Beyond that, Eidsmoe said, courts have cited it in opinions and laws are based on its guidelines.

“I think you’d have a hard time saying the Ten Commandments are distinctly religious,” Eidsmoe said. “They’re an expression of the basic precepts that just about every society has been built upon.”

Dial grew up with the Ten Commandments freely displayed and discussed in school, he said. He saw them then as he does now: as a constant reminder, a flickering caution light as to how one should act.

Today Dial has a framed copy of the commandments waiting to go up in his Montgomery office. He’s been busy with the start of the legislative session and hasn’t had a chance to put it up. He will soon though, Dial said. And if the bill passes, he and the bill’s other five sponsors will provide free laminated copies of the commandments to schools wishing to display them.

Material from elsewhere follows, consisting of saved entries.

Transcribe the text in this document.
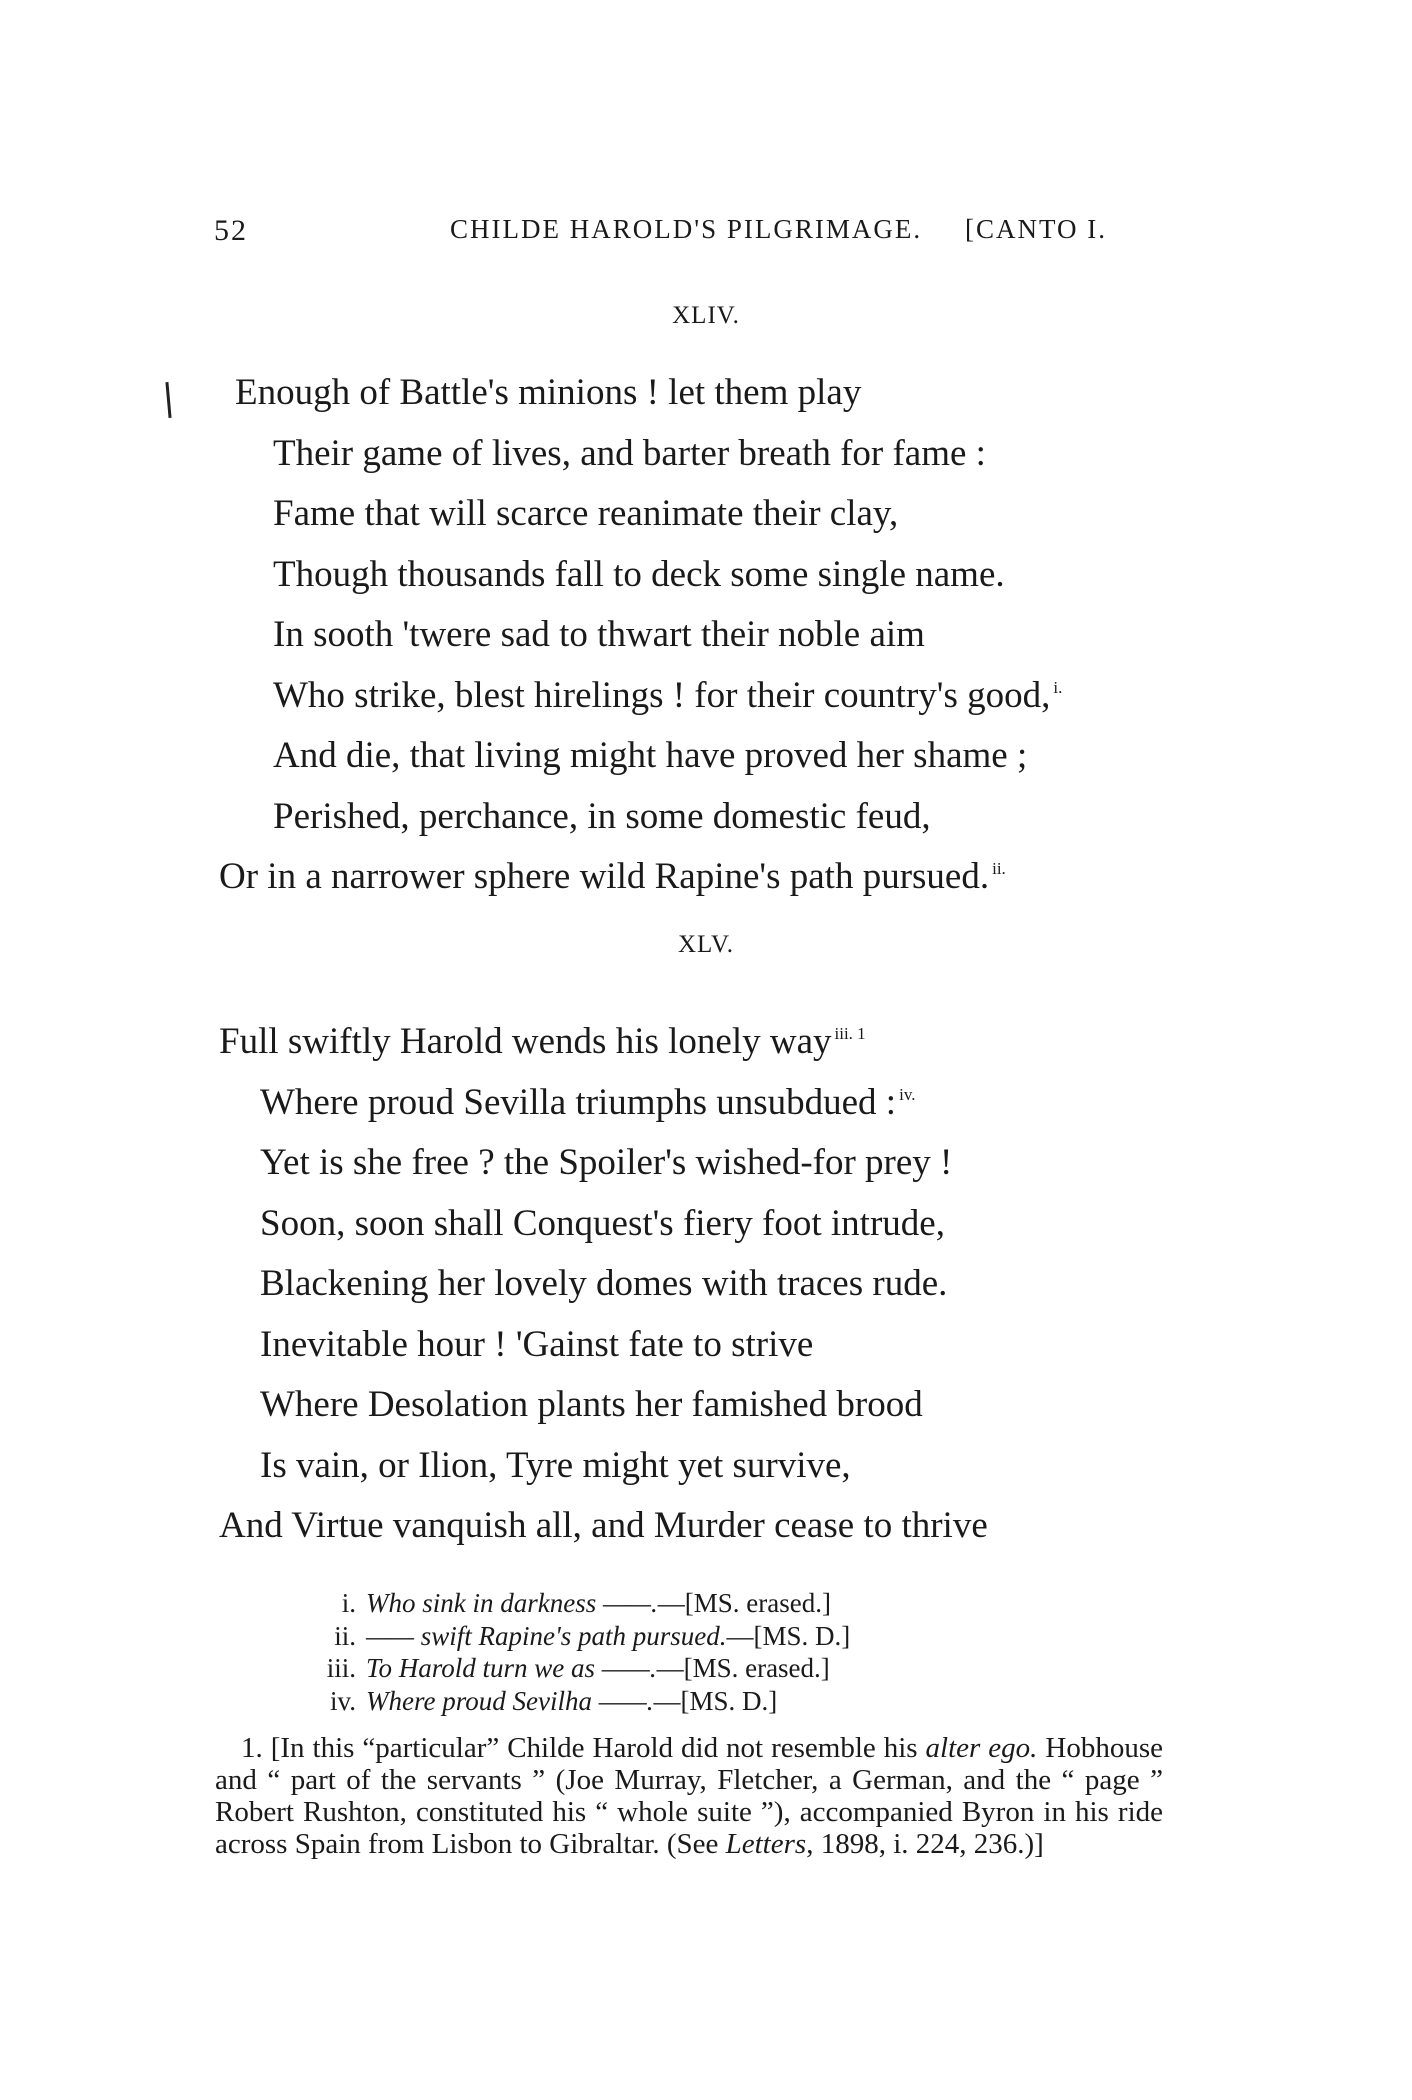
52	CHILDE HAROLD'S PILGRIMAGE. [CANTO I.
XLIV.
Enough of Battle's minions ! let them play
Their game of lives, and barter breath for fame :
Fame that will scarce reanimate their clay,
Though thousands fall to deck some single name.
In sooth 'twere sad to thwart their noble aim
Who strike, blest hirelings ! for their country's good, $^{i.}$
And die, that living might have proved her shame ;
Perished, perchance, in some domestic feud,
Or in a narrower sphere wild Rapine's path pursued. $^{ii.}$
XLV.
Full swiftly Harold wends his lonely way $^{iii. 1}$
Where proud Sevilla triumphs unsubdued : $^{iv.}$
Yet is she free ? the Spoiler's wished-for prey !
Soon, soon shall Conquest's fiery foot intrude,
Blackening her lovely domes with traces rude.
Inevitable hour ! 'Gainst fate to strive
Where Desolation plants her famished brood
Is vain, or Ilion, Tyre might yet survive,
And Virtue vanquish all, and Murder cease to thrive
i. Who sink in darkness ——.—[MS. erased.]
ii. —— swift Rapine's path pursued.—[MS. D.]
iii. To Harold turn we as ——.—[MS. erased.]
iv. Where proud Sevilha ——.—[MS. D.]

1. [In this “particular” Childe Harold did not resemble his alter ego. Hobhouse and “ part of the servants ” (Joe Murray, Fletcher, a German, and the “ page ” Robert Rushton, constituted his “ whole suite ”), accompanied Byron in his ride across Spain from Lisbon to Gibraltar. (See Letters, 1898, i. 224, 236.)]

“Whether you’re Baptist or Christian or Muslim or anything else the Ten Commandments are rules we ought to live by,” Dial said. “If we did we’d have a much better world.”

But as well-intentioned as Dial’s efforts may be, displaying the Ten Commandments on public property is a clear violation of the establishment clause of the United States constitution, said Bill Nigut, regional director of the Anti-Defamation League.

“If we start taking down that wall between church and state, we’re violating one of the most basic principles of the constitution,” Nigut said. “(We’d be) turning our backs on the reason the early settlers came to this country in the first place: to avoid having their religion dictated to them.”